GROWTH AND THE NEED FOR EFFICIENCIES
There can be many challenges for FinTech firms to adequately grow their business, these challenges are intertwined with the needs of compliance teams, and they most certainly impact overall KYC operations. As these firms grow their client base, and some of them experience explosive growth, the key is to achieve a high degree of automation. Our average FinTech clients achieves between 90% and 95% automation in the onboarding process. And yet 80% of the respondents still believe that their top challenge is automation.
View our “Goldmoney Case Study”
This is reasonable when we look at the next two challenges: Manual Reviews/EDD (at 60%) and lack of technical resources (at 40%). Most EDD processes are highly manual. They may require long cycles from the operations team. Depending on the CIP program they may require involvement from different team members. Even though some of the tools may be available, compliance teams may not have access to the technical resources needed to integrate them into their daily operations backend along with the internal data sources that may be required for better automation.
KYC compliance operations are fundamental, and regulatory requirements for FinTechs are no different than for traditional financial institutions. What changes between one and the other is how compliance teams are structured and how they scale.
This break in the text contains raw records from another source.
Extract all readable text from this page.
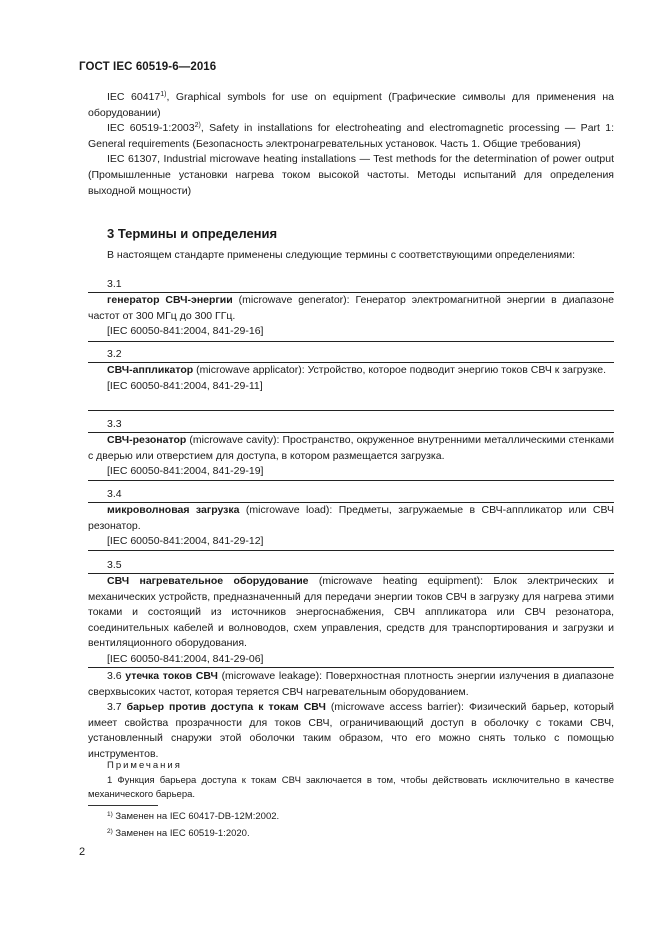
ГОСТ IEC 60519-6—2016

IEC 60417$^{1)}$, Graphical symbols for use on equipment (Графические символы для применения на оборудовании)

IEC 60519-1:2003$^{2)}$, Safety in installations for electroheating and electromagnetic processing — Part 1: General requirements (Безопасность электронагревательных установок. Часть 1. Общие требования)

IEC 61307, Industrial microwave heating installations — Test methods for the determination of power output (Промышленные установки нагрева током высокой частоты. Методы испытаний для определения выходной мощности)

3 Термины и определения

В настоящем стандарте применены следующие термины с соответствующими определениями:

3.1

генератор СВЧ-энергии (microwave generator): Генератор электромагнитной энергии в диапазоне частот от 300 МГц до 300 ГГц.

[IEC 60050-841:2004, 841-29-16]

3.2

СВЧ-аппликатор (microwave applicator): Устройство, которое подводит энергию токов СВЧ к загрузке.

[IEC 60050-841:2004, 841-29-11]

3.3

СВЧ-резонатор (microwave cavity): Пространство, окруженное внутренними металлическими стенками с дверью или отверстием для доступа, в котором размещается загрузка.

[IEC 60050-841:2004, 841-29-19]

3.4

микроволновая загрузка (microwave load): Предметы, загружаемые в СВЧ-аппликатор или СВЧ резонатор.

[IEC 60050-841:2004, 841-29-12]

3.5

СВЧ нагревательное оборудование (microwave heating equipment): Блок электрических и механических устройств, предназначенный для передачи энергии токов СВЧ в загрузку для нагрева этими токами и состоящий из источников энергоснабжения, СВЧ аппликатора или СВЧ резонатора, соединительных кабелей и волноводов, схем управления, средств для транспортирования и загрузки и вентиляционного оборудования.

[IEC 60050-841:2004, 841-29-06]

3.6 утечка токов СВЧ (microwave leakage): Поверхностная плотность энергии излучения в диапазоне сверхвысоких частот, которая теряется СВЧ нагревательным оборудованием.

3.7 барьер против доступа к токам СВЧ (microwave access barrier): Физический барьер, который имеет свойства прозрачности для токов СВЧ, ограничивающий доступ в оболочку с токами СВЧ, установленный снаружи этой оболочки таким образом, что его можно снять только с помощью инструментов.

Примечания

1 Функция барьера доступа к токам СВЧ заключается в том, чтобы действовать исключительно в качестве механического барьера.

$^{1)}$ Заменен на IEC 60417-DB-12M:2002.
$^{2)}$ Заменен на IEC 60519-1:2020.
2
FinTech’s ability (and willingness) to adopt newer technologies gives them an edge in how much their compliance teams can execute and how many clients they can manage at a lower cost. The availability in the market of orchestration and corroboration hubs platforms comes at a great time to fulfill identity proofing needs, which can be further enhanced with strong workflow operations support and regulatory reporting.
The IdentityMind platform continues to push the envelope in all of these three areas driving efficiencies in its large FinTech client base.